Annie's Song: The Corn Crib

Following are excerpts from stories written by my Great-Grandmother, Annie Biggs Adcock as they were written to her daughter Clara.  They were compiled in a book entitled No More The Wild Country by my cousin John R. Coles.   He graciously gave me permission to use these in hopes that future generations of our family will know a little bit of our history. 



"Shortly after my husband and I moved into our new home with our two girls, my husband's father moved in with us.   He had a little red mule he called Mike.  He rode this mule everywhere he went.  Part of the time he had our oldest daughter Myrtle with him in his arms.  While we lived there Ruby and Ernest were born.  Myrtle and Clara followed their daddy and his father to feed the hogs and mules every night.   One evening, Clara laid down by her father while he was shucking corn to feed the stock.  He didn't see her and threw shucks all over her while she slept.   When he got through feeding the animals he thought Clara had already gone to the house.   I looked coming.   My husband was coming with his father, who had Myrtle, but, I didn't see Clara.  When I asked where she was, they said they thought she was at the house.   We looked everywhere.  We thought she might have fallen in the creek or that the hogs got her.   Finally, my husband looked in the corn crib.   When he opened the door, Clara woke up and raised up out of the corn shucks.   Her daddy wanted to whip her, but, I was so glad to find her I picked her up and ran to the house.  

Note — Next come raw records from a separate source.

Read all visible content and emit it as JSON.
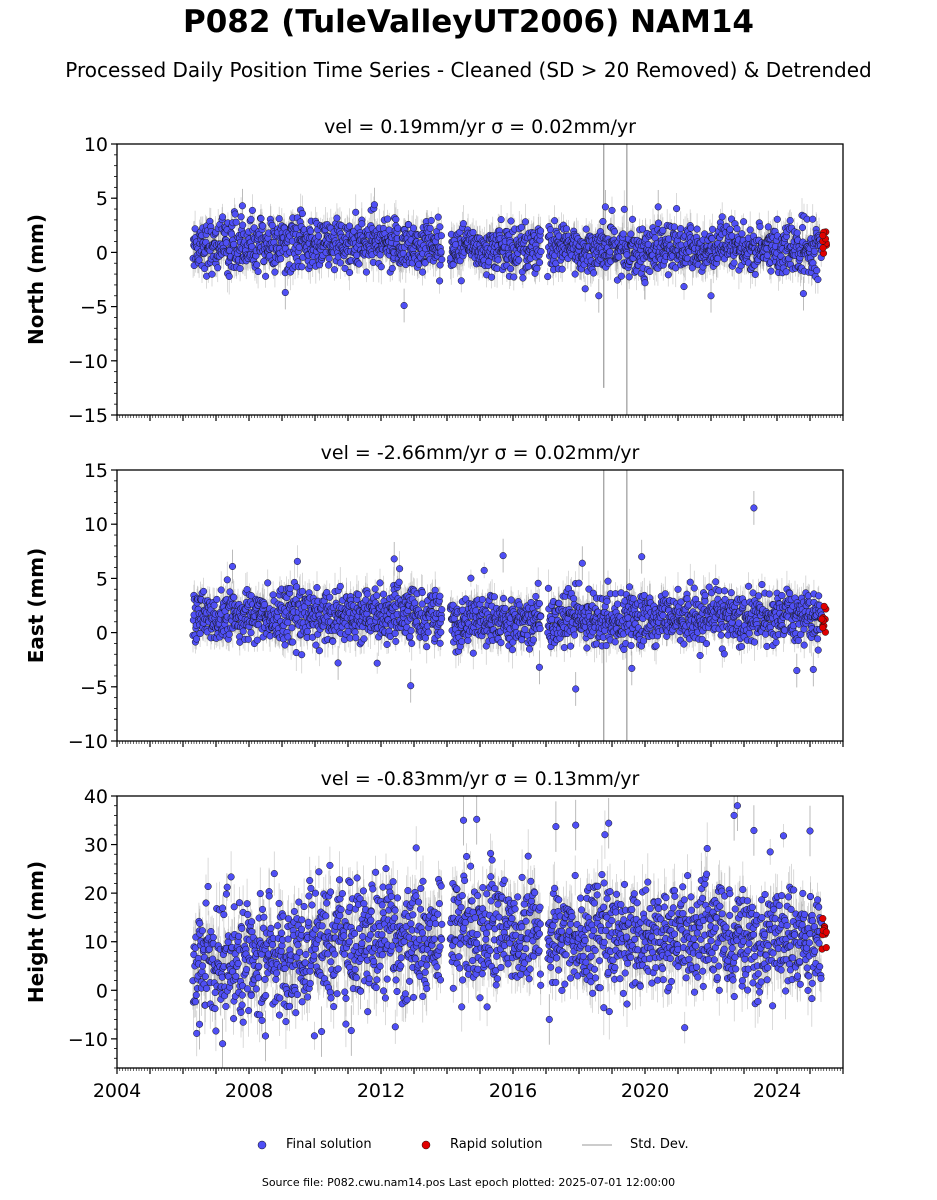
{
  "figure": {
    "title": "P082 (TuleValleyUT2006) NAM14",
    "subtitle": "Processed Daily Position Time Series - Cleaned (SD > 20 Removed) & Detrended",
    "source": "Source file: P082.cwu.nam14.pos  Last epoch plotted: 2025-07-01 12:00:00",
    "colors": {
      "final": "#4f4ff5",
      "rapid": "#e00000",
      "stddev": "#bbbbbb"
    }
  },
  "legend": {
    "final": "Final solution",
    "rapid": "Rapid solution",
    "stddev": "Std. Dev."
  },
  "chart_data": [
    {
      "type": "scatter",
      "title": "vel = 0.19mm/yr   σ = 0.02mm/yr",
      "ylabel": "North (mm)",
      "xlim": [
        2004,
        2026
      ],
      "ylim": [
        -15,
        10
      ],
      "yticks": [
        -15,
        -10,
        -5,
        0,
        5,
        10
      ],
      "xticks": [
        2004,
        2008,
        2012,
        2016,
        2020,
        2024
      ],
      "data_start": 2006.3,
      "rapid_start": 2025.35,
      "gaps": [
        [
          2013.85,
          2014.1
        ],
        [
          2016.85,
          2017.05
        ]
      ],
      "baseline": 0.5,
      "series": [
        {
          "name": "Final solution",
          "segments": [
            {
              "x0": 2006.3,
              "x1": 2013.85,
              "mean": 0.7,
              "sd": 1.2
            },
            {
              "x0": 2014.1,
              "x1": 2016.85,
              "mean": 0.4,
              "sd": 1.1
            },
            {
              "x0": 2017.05,
              "x1": 2025.35,
              "mean": 0.3,
              "sd": 1.1
            }
          ]
        },
        {
          "name": "Rapid solution",
          "x0": 2025.35,
          "x1": 2025.5,
          "mean": 0.8,
          "sd": 0.7
        }
      ],
      "outliers": [
        [
          2012.7,
          -4.9
        ],
        [
          2009.1,
          -3.7
        ],
        [
          2007.8,
          4.3
        ],
        [
          2011.8,
          4.4
        ],
        [
          2018.8,
          4.2
        ],
        [
          2020.4,
          4.2
        ],
        [
          2024.8,
          -3.8
        ],
        [
          2018.6,
          -4.0
        ],
        [
          2020.0,
          -2.8
        ],
        [
          2022.0,
          -4.0
        ]
      ],
      "spikes": [
        [
          2018.75,
          10,
          -12.5
        ],
        [
          2019.45,
          10,
          -15
        ]
      ],
      "yerr_scale": 1.2
    },
    {
      "type": "scatter",
      "title": "vel = -2.66mm/yr   σ = 0.02mm/yr",
      "ylabel": "East (mm)",
      "xlim": [
        2004,
        2026
      ],
      "ylim": [
        -10,
        15
      ],
      "yticks": [
        -10,
        -5,
        0,
        5,
        10,
        15
      ],
      "xticks": [
        2004,
        2008,
        2012,
        2016,
        2020,
        2024
      ],
      "data_start": 2006.3,
      "rapid_start": 2025.35,
      "gaps": [
        [
          2013.85,
          2014.1
        ],
        [
          2016.85,
          2017.05
        ]
      ],
      "baseline": 1.2,
      "series": [
        {
          "name": "Final solution",
          "segments": [
            {
              "x0": 2006.3,
              "x1": 2013.85,
              "mean": 1.6,
              "sd": 1.3
            },
            {
              "x0": 2014.1,
              "x1": 2016.85,
              "mean": 1.2,
              "sd": 1.2
            },
            {
              "x0": 2017.05,
              "x1": 2025.35,
              "mean": 1.3,
              "sd": 1.2
            }
          ]
        },
        {
          "name": "Rapid solution",
          "x0": 2025.35,
          "x1": 2025.5,
          "mean": 1.4,
          "sd": 0.6
        }
      ],
      "outliers": [
        [
          2023.3,
          11.5
        ],
        [
          2012.9,
          -4.9
        ],
        [
          2017.9,
          -5.2
        ],
        [
          2015.7,
          7.1
        ],
        [
          2019.9,
          7.0
        ],
        [
          2012.4,
          6.8
        ],
        [
          2007.5,
          6.1
        ],
        [
          2018.1,
          6.4
        ],
        [
          2024.6,
          -3.5
        ],
        [
          2025.1,
          -3.4
        ],
        [
          2019.6,
          -3.3
        ],
        [
          2010.7,
          -2.8
        ],
        [
          2016.8,
          -3.2
        ]
      ],
      "spikes": [
        [
          2018.75,
          15,
          -10
        ],
        [
          2019.45,
          15,
          -10
        ]
      ],
      "yerr_scale": 1.2
    },
    {
      "type": "scatter",
      "title": "vel = -0.83mm/yr   σ = 0.13mm/yr",
      "ylabel": "Height (mm)",
      "xlim": [
        2004,
        2026
      ],
      "ylim": [
        -16,
        40
      ],
      "yticks": [
        -10,
        0,
        10,
        20,
        30,
        40
      ],
      "xticks": [
        2004,
        2008,
        2012,
        2016,
        2020,
        2024
      ],
      "data_start": 2006.3,
      "rapid_start": 2025.35,
      "gaps": [
        [
          2013.85,
          2014.1
        ],
        [
          2016.85,
          2017.05
        ]
      ],
      "baseline": 10,
      "series": [
        {
          "name": "Final solution",
          "segments": [
            {
              "x0": 2006.3,
              "x1": 2010.0,
              "mean": 6.5,
              "sd": 6.0
            },
            {
              "x0": 2010.0,
              "x1": 2013.85,
              "mean": 10.5,
              "sd": 6.0
            },
            {
              "x0": 2014.1,
              "x1": 2016.85,
              "mean": 12.5,
              "sd": 6.0
            },
            {
              "x0": 2017.05,
              "x1": 2025.35,
              "mean": 11.0,
              "sd": 5.5
            }
          ]
        },
        {
          "name": "Rapid solution",
          "x0": 2025.35,
          "x1": 2025.5,
          "mean": 12.0,
          "sd": 2.5
        }
      ],
      "outliers": [
        [
          2014.5,
          35.0
        ],
        [
          2014.9,
          35.2
        ],
        [
          2017.3,
          33.7
        ],
        [
          2017.9,
          34.0
        ],
        [
          2018.9,
          34.4
        ],
        [
          2022.8,
          38.0
        ],
        [
          2022.7,
          36.0
        ],
        [
          2023.3,
          32.9
        ],
        [
          2025.0,
          32.8
        ],
        [
          2007.2,
          -11.0
        ],
        [
          2010.2,
          -8.5
        ],
        [
          2011.1,
          -8.3
        ],
        [
          2008.5,
          -9.4
        ],
        [
          2006.5,
          -7.0
        ],
        [
          2017.1,
          -6.0
        ]
      ],
      "spikes": [],
      "yerr_scale": 4.0
    }
  ]
}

Grandpa Adcock would get up and go back to the old house every day and work in his blacksmith shop.   He told me one time, he heard the ghost of his wife in the old house, which was up on a hill from the blacksmith shop.  He said she would walk from the table to the stove.   He would listen at eleven o'clock every day for she would come on the porch and call him for dinner.   He said he would sometimes walk up under a big apple tree which wasn't far from the house.   There he said, he couldn't hear her anymore."  

1 comment:

  1. I wish we knew of these stories when Grandmama was still living so we have asked her about them.